Go forth and walk for a different week ahead.
Adam
In between issues I share my own reflections and those I have heard from readers. While the term community is often overused and thus abused, The Understory is a community of readers who value the comments of others. Please reply to this email or leave a comment on the website with any reflections you feel comfortable sharing 🙏.
I so enjoyed this 'deep dive' into something so basic and 'taken for granted' as walking. Living in rural Colorado, I can perambulate many places ... all on public lands, though. Not so easy in the urban and suburban zones where most of us live. As an outdoor educator, I guide people to a deeper, more conscious connection to Self and Community by 'walking' in Nature.

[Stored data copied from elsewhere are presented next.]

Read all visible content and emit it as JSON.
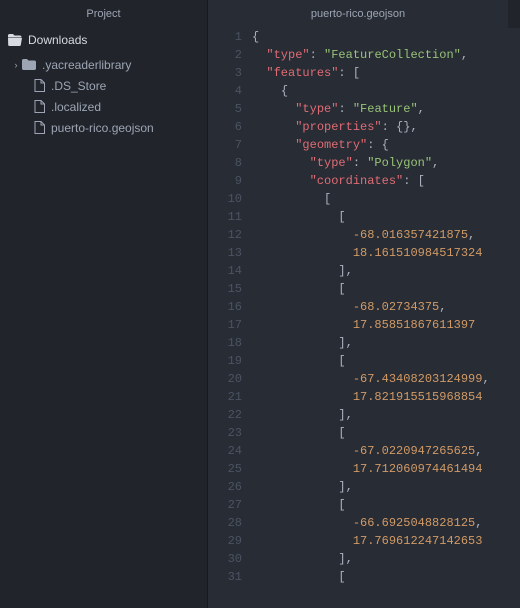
{
  "sidebar": {
    "header": "Project",
    "root": {
      "label": "Downloads",
      "icon": "folder-open-icon"
    },
    "items": [
      {
        "label": ".yacreaderlibrary",
        "icon": "folder-icon",
        "expandable": true
      },
      {
        "label": ".DS_Store",
        "icon": "file-icon",
        "expandable": false
      },
      {
        "label": ".localized",
        "icon": "file-icon",
        "expandable": false
      },
      {
        "label": "puerto-rico.geojson",
        "icon": "file-icon",
        "expandable": false
      }
    ]
  },
  "tab": {
    "title": "puerto-rico.geojson"
  },
  "code": {
    "lines": [
      [
        {
          "t": "punc",
          "v": "{"
        }
      ],
      [
        {
          "t": "indent",
          "v": "  "
        },
        {
          "t": "key",
          "v": "\"type\""
        },
        {
          "t": "punc",
          "v": ": "
        },
        {
          "t": "str",
          "v": "\"FeatureCollection\""
        },
        {
          "t": "punc",
          "v": ","
        }
      ],
      [
        {
          "t": "indent",
          "v": "  "
        },
        {
          "t": "key",
          "v": "\"features\""
        },
        {
          "t": "punc",
          "v": ": ["
        }
      ],
      [
        {
          "t": "indent",
          "v": "    "
        },
        {
          "t": "punc",
          "v": "{"
        }
      ],
      [
        {
          "t": "indent",
          "v": "      "
        },
        {
          "t": "key",
          "v": "\"type\""
        },
        {
          "t": "punc",
          "v": ": "
        },
        {
          "t": "str",
          "v": "\"Feature\""
        },
        {
          "t": "punc",
          "v": ","
        }
      ],
      [
        {
          "t": "indent",
          "v": "      "
        },
        {
          "t": "key",
          "v": "\"properties\""
        },
        {
          "t": "punc",
          "v": ": {},"
        }
      ],
      [
        {
          "t": "indent",
          "v": "      "
        },
        {
          "t": "key",
          "v": "\"geometry\""
        },
        {
          "t": "punc",
          "v": ": {"
        }
      ],
      [
        {
          "t": "indent",
          "v": "        "
        },
        {
          "t": "key",
          "v": "\"type\""
        },
        {
          "t": "punc",
          "v": ": "
        },
        {
          "t": "str",
          "v": "\"Polygon\""
        },
        {
          "t": "punc",
          "v": ","
        }
      ],
      [
        {
          "t": "indent",
          "v": "        "
        },
        {
          "t": "key",
          "v": "\"coordinates\""
        },
        {
          "t": "punc",
          "v": ": ["
        }
      ],
      [
        {
          "t": "indent",
          "v": "          "
        },
        {
          "t": "punc",
          "v": "["
        }
      ],
      [
        {
          "t": "indent",
          "v": "            "
        },
        {
          "t": "punc",
          "v": "["
        }
      ],
      [
        {
          "t": "indent",
          "v": "              "
        },
        {
          "t": "num",
          "v": "-68.016357421875"
        },
        {
          "t": "punc",
          "v": ","
        }
      ],
      [
        {
          "t": "indent",
          "v": "              "
        },
        {
          "t": "num",
          "v": "18.161510984517324"
        }
      ],
      [
        {
          "t": "indent",
          "v": "            "
        },
        {
          "t": "punc",
          "v": "],"
        }
      ],
      [
        {
          "t": "indent",
          "v": "            "
        },
        {
          "t": "punc",
          "v": "["
        }
      ],
      [
        {
          "t": "indent",
          "v": "              "
        },
        {
          "t": "num",
          "v": "-68.02734375"
        },
        {
          "t": "punc",
          "v": ","
        }
      ],
      [
        {
          "t": "indent",
          "v": "              "
        },
        {
          "t": "num",
          "v": "17.85851867611397"
        }
      ],
      [
        {
          "t": "indent",
          "v": "            "
        },
        {
          "t": "punc",
          "v": "],"
        }
      ],
      [
        {
          "t": "indent",
          "v": "            "
        },
        {
          "t": "punc",
          "v": "["
        }
      ],
      [
        {
          "t": "indent",
          "v": "              "
        },
        {
          "t": "num",
          "v": "-67.43408203124999"
        },
        {
          "t": "punc",
          "v": ","
        }
      ],
      [
        {
          "t": "indent",
          "v": "              "
        },
        {
          "t": "num",
          "v": "17.821915515968854"
        }
      ],
      [
        {
          "t": "indent",
          "v": "            "
        },
        {
          "t": "punc",
          "v": "],"
        }
      ],
      [
        {
          "t": "indent",
          "v": "            "
        },
        {
          "t": "punc",
          "v": "["
        }
      ],
      [
        {
          "t": "indent",
          "v": "              "
        },
        {
          "t": "num",
          "v": "-67.0220947265625"
        },
        {
          "t": "punc",
          "v": ","
        }
      ],
      [
        {
          "t": "indent",
          "v": "              "
        },
        {
          "t": "num",
          "v": "17.712060974461494"
        }
      ],
      [
        {
          "t": "indent",
          "v": "            "
        },
        {
          "t": "punc",
          "v": "],"
        }
      ],
      [
        {
          "t": "indent",
          "v": "            "
        },
        {
          "t": "punc",
          "v": "["
        }
      ],
      [
        {
          "t": "indent",
          "v": "              "
        },
        {
          "t": "num",
          "v": "-66.6925048828125"
        },
        {
          "t": "punc",
          "v": ","
        }
      ],
      [
        {
          "t": "indent",
          "v": "              "
        },
        {
          "t": "num",
          "v": "17.769612247142653"
        }
      ],
      [
        {
          "t": "indent",
          "v": "            "
        },
        {
          "t": "punc",
          "v": "],"
        }
      ],
      [
        {
          "t": "indent",
          "v": "            "
        },
        {
          "t": "punc",
          "v": "["
        }
      ]
    ]
  }
}
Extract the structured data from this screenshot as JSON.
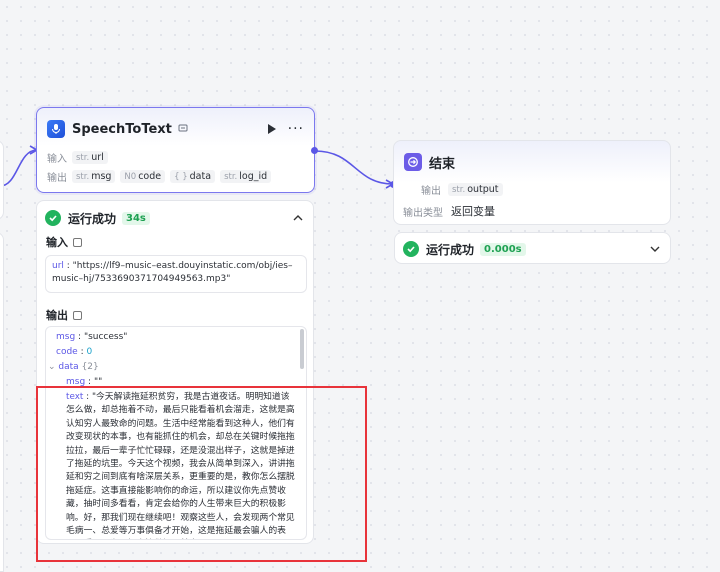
{
  "stt_node": {
    "title": "SpeechToText",
    "input_label": "输入",
    "output_label": "输出",
    "inputs": [
      {
        "type": "str.",
        "name": "url"
      }
    ],
    "outputs": [
      {
        "type": "str.",
        "name": "msg"
      },
      {
        "type": "N0",
        "name": "code"
      },
      {
        "type": "{ }",
        "name": "data"
      },
      {
        "type": "str.",
        "name": "log_id"
      }
    ]
  },
  "stt_result": {
    "status": "运行成功",
    "duration": "34s",
    "input_title": "输入",
    "input_url_key": "url",
    "input_url_value": "\"https://lf9–music–east.douyinstatic.com/obj/ies–music–hj/7533690371704949563.mp3\"",
    "output_title": "输出",
    "msg_key": "msg",
    "msg_value": "\"success\"",
    "code_key": "code",
    "code_value": "0",
    "data_key": "data",
    "data_count": "{2}",
    "data_msg_key": "msg",
    "data_msg_value": "\"\"",
    "text_key": "text",
    "text_value": "\"今天解读拖延积贫穷，我是古道夜话。明明知道该怎么做，却总拖着不动，最后只能看着机会溜走，这就是高认知穷人最致命的问题。生活中经常能看到这种人，他们有改变现状的本事，也有能抓住的机会，却总在关键时候拖拖拉拉，最后一辈子忙忙碌碌，还是没混出样子，这就是掉进了拖延的坑里。今天这个视频，我会从简单到深入，讲讲拖延和穷之间到底有啥深层关系，更重要的是，教你怎么摆脱拖延症。这事直接能影响你的命运，所以建议你先点赞收藏，抽时间多看看，肯定会给你的人生带来巨大的积极影响。好，那我们现在继续吧！观察这些人，会发现两个常见毛病一、总爱等万事俱备才开始，这是拖延最会骗人的表现。看似是为了把事情做好，其实是"
  },
  "end_node": {
    "title": "结束",
    "output_label": "输出",
    "output_type": "str.",
    "output_name": "output",
    "output_type_label": "输出类型",
    "output_type_value": "返回变量"
  },
  "end_result": {
    "status": "运行成功",
    "duration": "0.000s"
  },
  "colors": {
    "accent": "#5b57e6",
    "success": "#22b35e",
    "highlight": "#e8333a"
  }
}
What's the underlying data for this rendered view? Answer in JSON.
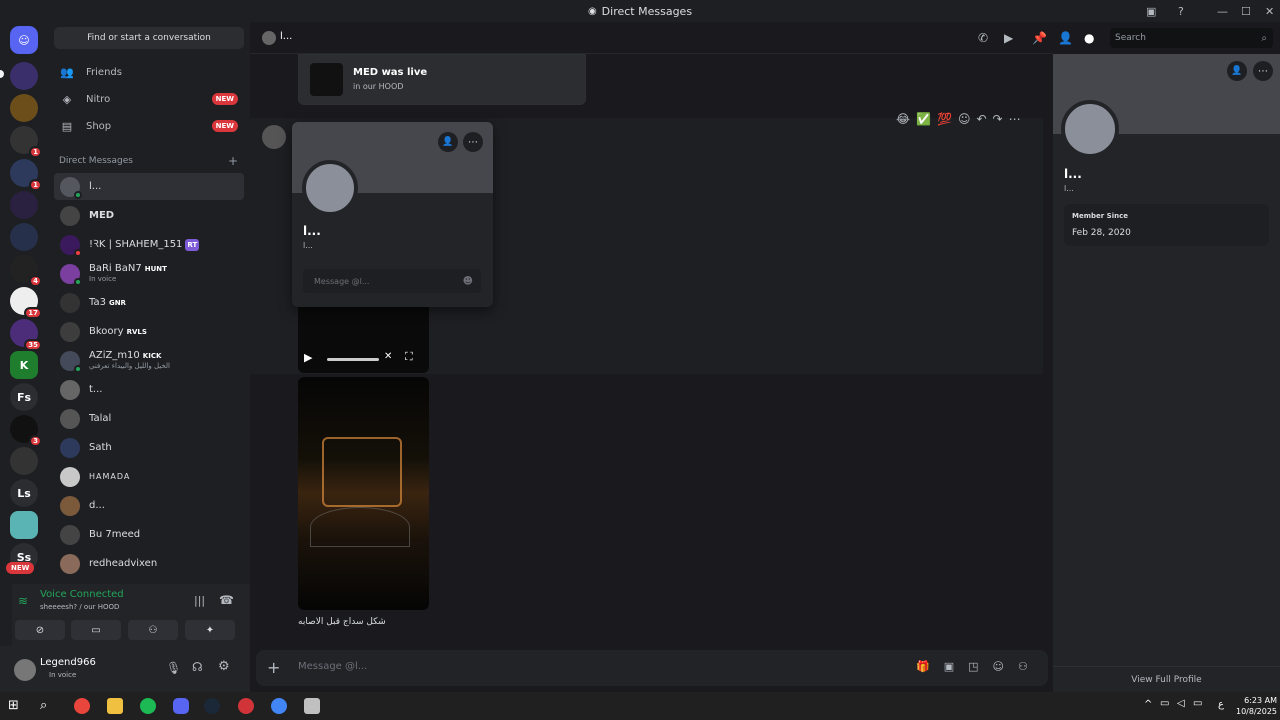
{
  "window": {
    "title": "Direct Messages"
  },
  "sidebar": {
    "find": "Find or start a conversation",
    "nav": [
      {
        "label": "Friends"
      },
      {
        "label": "Nitro",
        "badge": "NEW"
      },
      {
        "label": "Shop",
        "badge": "NEW"
      }
    ],
    "dm_header": "Direct Messages",
    "dms": [
      {
        "name": "l...",
        "sub": ""
      },
      {
        "name": "MED",
        "sub": ""
      },
      {
        "name": "!ꝚK | SHAHEM_151",
        "tag": "RT",
        "sub": ""
      },
      {
        "name": "BaRi BaN7",
        "tag": "HUNT",
        "sub": "In voice"
      },
      {
        "name": "Ta3",
        "tag": "GNR",
        "sub": ""
      },
      {
        "name": "Bkoory",
        "tag": "RVLS",
        "sub": ""
      },
      {
        "name": "AZiZ_m10",
        "tag": "KICK",
        "sub": "الخيل والليل والبيداء تعرفني"
      },
      {
        "name": "t...",
        "sub": ""
      },
      {
        "name": "Talal",
        "sub": ""
      },
      {
        "name": "Sath",
        "sub": ""
      },
      {
        "name": "HAMADA",
        "sub": ""
      },
      {
        "name": "d...",
        "sub": ""
      },
      {
        "name": "Bu 7meed",
        "sub": ""
      },
      {
        "name": "redheadvixen",
        "sub": ""
      }
    ]
  },
  "guild_badges": [
    "1",
    "1",
    "4",
    "17",
    "35",
    "3"
  ],
  "guild_labels": [
    "Fs",
    "Ls",
    "Ss"
  ],
  "guild_new": "NEW",
  "voice": {
    "status": "Voice Connected",
    "channel": "sheeeesh? / our HOOD"
  },
  "user": {
    "name": "Legend966",
    "status": "In voice"
  },
  "chat": {
    "header_name": "l...",
    "live_title": "MED was live",
    "live_sub": "in our HOOD",
    "caption": "شكل سداج قبل الاصابه",
    "input_placeholder": "Message @l..."
  },
  "popout": {
    "name": "l...",
    "tag": "l...",
    "message_placeholder": "Message @l..."
  },
  "search": {
    "placeholder": "Search"
  },
  "profile": {
    "name": "l...",
    "tag": "l...",
    "member_since_label": "Member Since",
    "member_since": "Feb 28, 2020",
    "view_full": "View Full Profile"
  },
  "taskbar": {
    "time": "6:23 AM",
    "date": "10/8/2025",
    "lang": "ع"
  }
}
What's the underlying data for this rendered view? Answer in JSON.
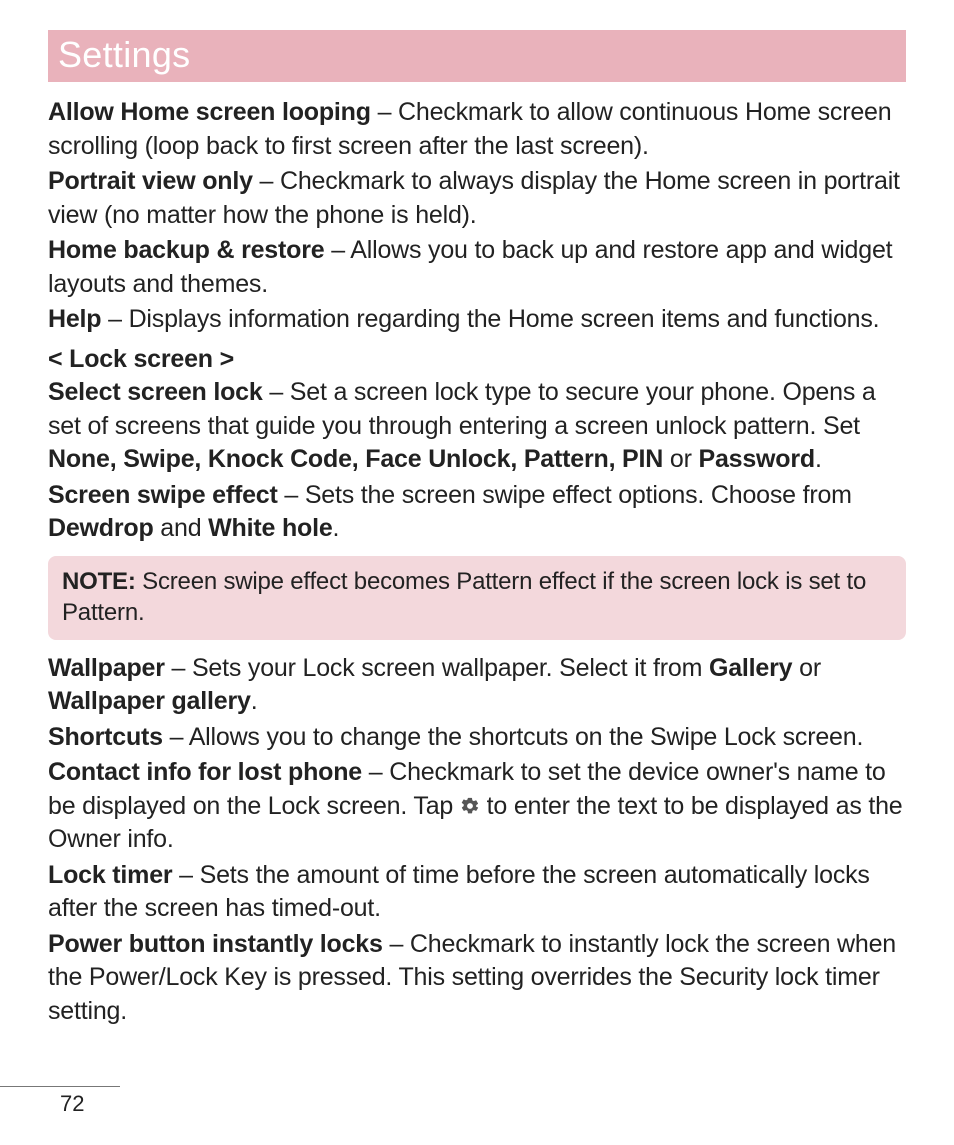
{
  "title": "Settings",
  "p1": {
    "label": "Allow Home screen looping",
    "text": " – Checkmark to allow continuous Home screen scrolling (loop back to first screen after the last screen)."
  },
  "p2": {
    "label": "Portrait view only",
    "text": " – Checkmark to always display the Home screen in portrait view (no matter how the phone is held)."
  },
  "p3": {
    "label": "Home backup & restore",
    "text": " – Allows you to back up and restore app and widget layouts and themes."
  },
  "p4": {
    "label": "Help",
    "text": " – Displays information regarding the Home screen items and functions."
  },
  "sect1": "< Lock screen >",
  "p5": {
    "label": "Select screen lock",
    "t1": " – Set a screen lock type to secure your phone. Opens a set of screens that guide you through entering a screen unlock pattern. Set ",
    "opts": "None, Swipe, Knock Code, Face Unlock, Pattern, PIN",
    "t2": " or ",
    "opt2": "Password",
    "t3": "."
  },
  "p6": {
    "label": "Screen swipe effect",
    "t1": " – Sets the screen swipe effect options. Choose from ",
    "o1": "Dewdrop",
    "t2": " and ",
    "o2": "White hole",
    "t3": "."
  },
  "note": {
    "label": "NOTE:",
    "text": " Screen swipe effect becomes Pattern effect if the screen lock is set to Pattern."
  },
  "p7": {
    "label": "Wallpaper",
    "t1": " – Sets your Lock screen wallpaper. Select it from ",
    "o1": "Gallery",
    "t2": " or ",
    "o2": "Wallpaper gallery",
    "t3": "."
  },
  "p8": {
    "label": "Shortcuts",
    "text": " – Allows you to change the shortcuts on the Swipe Lock screen."
  },
  "p9": {
    "label": "Contact info for lost phone",
    "t1": " – Checkmark to set the device owner's name to be displayed on the Lock screen. Tap ",
    "t2": " to enter the text to be displayed as the Owner info."
  },
  "p10": {
    "label": "Lock timer",
    "text": " – Sets the amount of time before the screen automatically locks after the screen has timed-out."
  },
  "p11": {
    "label": "Power button instantly locks",
    "text": " – Checkmark to instantly lock the screen when the Power/Lock Key is pressed. This setting overrides the Security lock timer setting."
  },
  "pageNumber": "72"
}
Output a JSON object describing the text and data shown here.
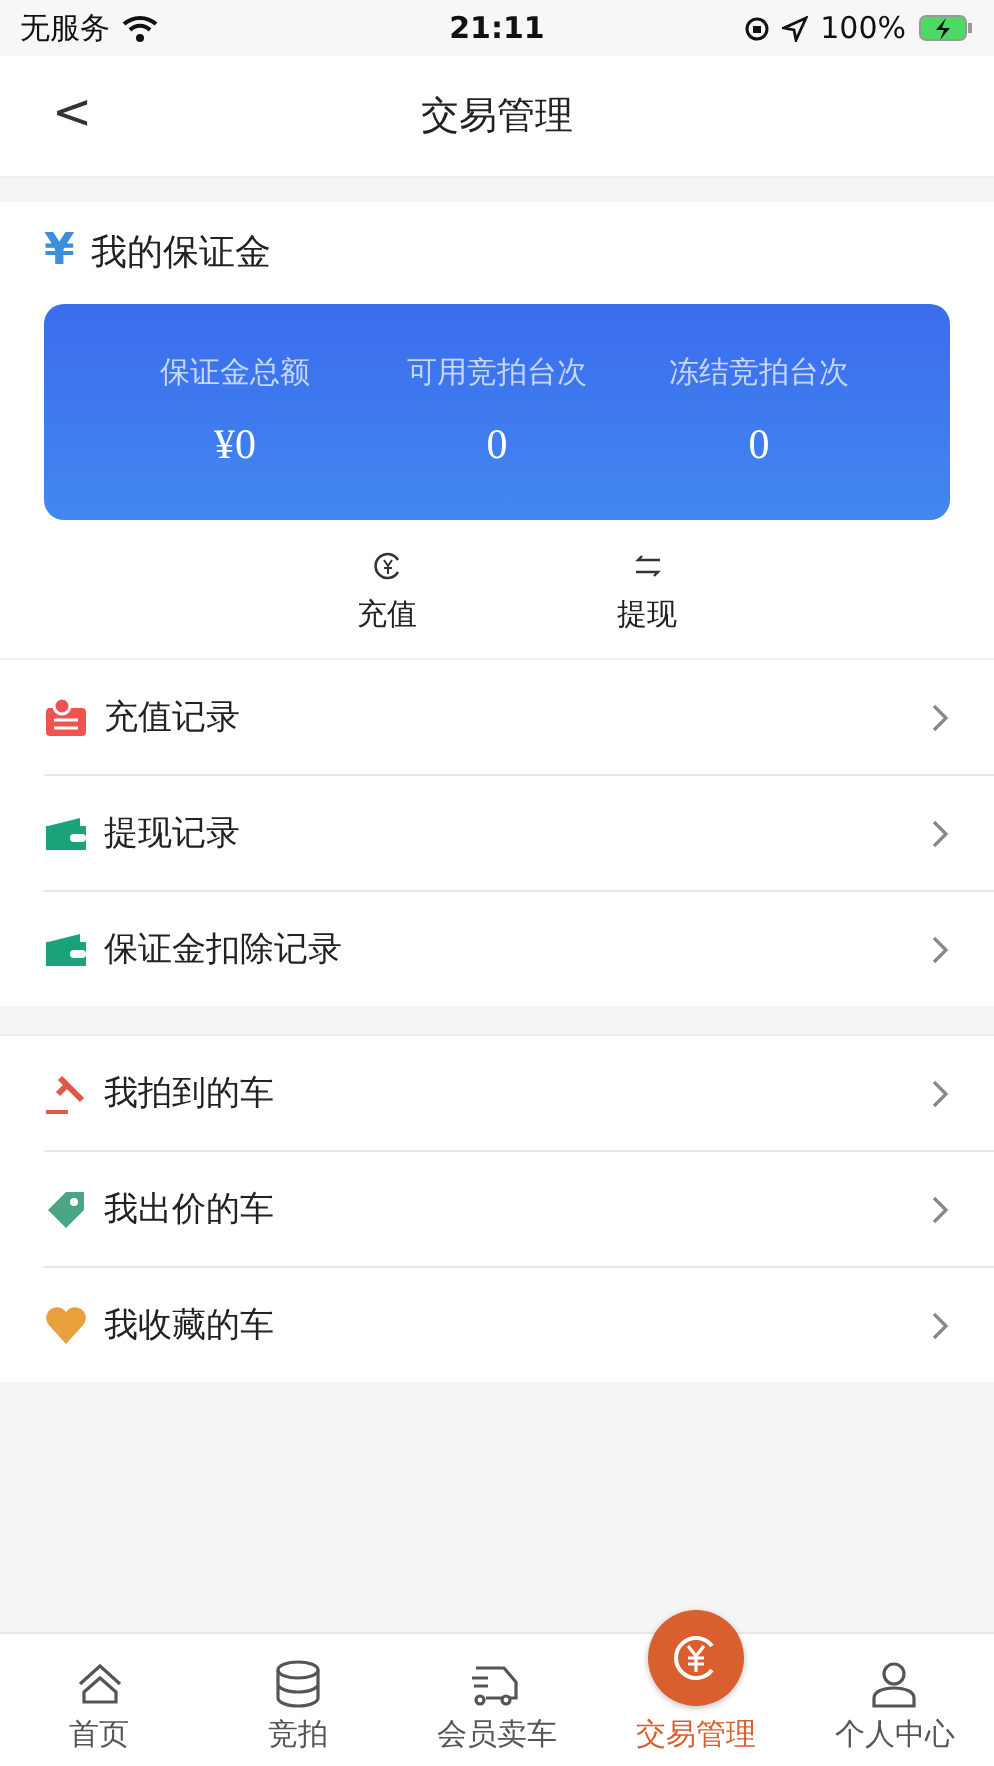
{
  "status_bar": {
    "carrier": "无服务",
    "time": "21:11",
    "battery": "100%"
  },
  "nav": {
    "back": "<",
    "title": "交易管理"
  },
  "deposit": {
    "title": "我的保证金",
    "symbol": "¥",
    "stats": [
      {
        "label": "保证金总额",
        "value": "¥0"
      },
      {
        "label": "可用竞拍台次",
        "value": "0"
      },
      {
        "label": "冻结竞拍台次",
        "value": "0"
      }
    ],
    "actions": [
      {
        "kind": "recharge",
        "label": "充值"
      },
      {
        "kind": "withdraw",
        "label": "提现"
      }
    ]
  },
  "menu_groups": [
    [
      {
        "kind": "receipt",
        "label": "充值记录"
      },
      {
        "kind": "wallet",
        "label": "提现记录"
      },
      {
        "kind": "wallet",
        "label": "保证金扣除记录"
      }
    ],
    [
      {
        "kind": "gavel",
        "label": "我拍到的车"
      },
      {
        "kind": "tag",
        "label": "我出价的车"
      },
      {
        "kind": "heart",
        "label": "我收藏的车"
      }
    ]
  ],
  "tab_bar": [
    {
      "kind": "home",
      "label": "首页",
      "selected": false
    },
    {
      "kind": "stack",
      "label": "竞拍",
      "selected": false
    },
    {
      "kind": "truck",
      "label": "会员卖车",
      "selected": false
    },
    {
      "kind": "money",
      "label": "交易管理",
      "selected": true
    },
    {
      "kind": "person",
      "label": "个人中心",
      "selected": false
    }
  ]
}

These are hard times in our country and elsewhere. Let's keep putting one foot in front of the other. Sitting down is good for rest and contemplation, but if we sit too much we may lose some of those footpaths ... and some of our freedoms.
Thank you so much Adam for such a well written piece. I couldn't agree with you more. A friend of mine shared the link to this piece and I just loved reading it. I'll make some time to read the rest too, Understory seems fantastic and very much needed. I'm a huge fan of walking by the way and we do it a lot in the Pyrenees here in Spain. Thank you!